Le musicologue François-René Tranchefort note qu’avec ses quinze mesures, Frontispice est l’œuvre la plus courte de Ravel.
Et de citer Marcel Marnat :

« Moins de deux minutes résolument polytonales avec trois lignes mélodiques indépendantes superposées, bientôt bafouées par l’intervention des accords 
incléments qu’y introduit la cinquième main.
Le langage est ici aussi nouveau que possible […] Trois accords finals mettent le comble à la surprise de l’auditeur par une brutale interrogation débouchant sur le vide.»

L’œuvre est également particulière dans sa superposition de deux indications rythmiques différentes : ternaire, à 15/8 pour le piano 1, et binaire, à 5/4 pour le piano 2.

Version originale pour 2 Pianos à 5 mains, par Gilbert Kalish, Paul Jacobs et Teresa Sterne (1978).

Par Alfons & Aloys Kontarsky, Pianos (je ne sais pas lequel des deux a 3 mains… mais cette version plus lente permet de mieux entendre la complexité rythmique).

Orchestration de Pierre Boulez en 2007
Par l’Ensemble Intercontemporain – Matthias Pintscher, direction (2015)

Les deux versions enchaînées

J’ai trouvé un diaporama associé à cette œuvre.
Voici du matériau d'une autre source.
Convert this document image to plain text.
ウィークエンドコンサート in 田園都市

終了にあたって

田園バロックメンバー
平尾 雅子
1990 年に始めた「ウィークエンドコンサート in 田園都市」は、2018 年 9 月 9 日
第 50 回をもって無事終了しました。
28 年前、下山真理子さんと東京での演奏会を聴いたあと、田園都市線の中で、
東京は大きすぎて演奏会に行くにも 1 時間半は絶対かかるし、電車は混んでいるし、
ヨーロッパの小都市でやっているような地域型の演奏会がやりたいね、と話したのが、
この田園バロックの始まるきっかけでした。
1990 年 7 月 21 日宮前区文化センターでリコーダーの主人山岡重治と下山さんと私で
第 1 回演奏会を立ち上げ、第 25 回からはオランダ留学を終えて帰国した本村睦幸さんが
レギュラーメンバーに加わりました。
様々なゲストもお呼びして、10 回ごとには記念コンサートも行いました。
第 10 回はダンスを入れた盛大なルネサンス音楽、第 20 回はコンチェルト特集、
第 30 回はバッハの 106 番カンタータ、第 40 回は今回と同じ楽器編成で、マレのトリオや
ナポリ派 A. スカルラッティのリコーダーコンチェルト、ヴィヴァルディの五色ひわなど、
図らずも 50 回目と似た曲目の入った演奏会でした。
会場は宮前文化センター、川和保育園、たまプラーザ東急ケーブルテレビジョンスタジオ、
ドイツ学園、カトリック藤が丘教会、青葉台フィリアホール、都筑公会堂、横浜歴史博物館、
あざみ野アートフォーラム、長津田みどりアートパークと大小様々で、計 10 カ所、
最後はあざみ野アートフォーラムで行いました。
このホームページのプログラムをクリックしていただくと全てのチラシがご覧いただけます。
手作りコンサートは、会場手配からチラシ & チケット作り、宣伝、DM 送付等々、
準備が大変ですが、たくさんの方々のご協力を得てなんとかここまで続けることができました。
Les images sont saisissantes par leur actualité avec la guerre en Ukraine ou à Gaza. Et le paradoxe est encore plus grand quand on sait que les musiciens de ce « MultiPiano Ensemble » à savoir Tomer Lev, Daniel Borovitzky, Yuval Gilad, sont des pianistes israéliens. Cet enregistrement date de 2012 au Clairmont Hall, Tel Aviv University.
Ravel – World War I Memories – « Frontispice » for 2 Pianos 5 Hands


Chansons Madecasses (1925-26)

Les Chansons madécasses (ou Canciones de Madagascar) sont un cycle de trois mélodies composées par Maurice Ravel sur des poèmes du voyageur et écrivain Évariste de Parny (1753-1814).
Ce cycle est particulier car il s’éloigne de l’accompagnement pianistique traditionnel et adopte une orchestration de musique de chambre (voix, flûte, violoncelle et piano).
Il possède une ambiance exotique et sensuelle, tout en comportant un message politique, notamment une dénonciation du colonialisme dans la deuxième chanson.
Il est parfois considéré comme un précurseur du primitivisme musical, à la manière du Sacre du Printemps d’Igor Stravinsky.
Vous entendrez aussi des couleurs du Pelléas de Claude Debussy, et comme il fut précurseur d’Olivier Messiaen.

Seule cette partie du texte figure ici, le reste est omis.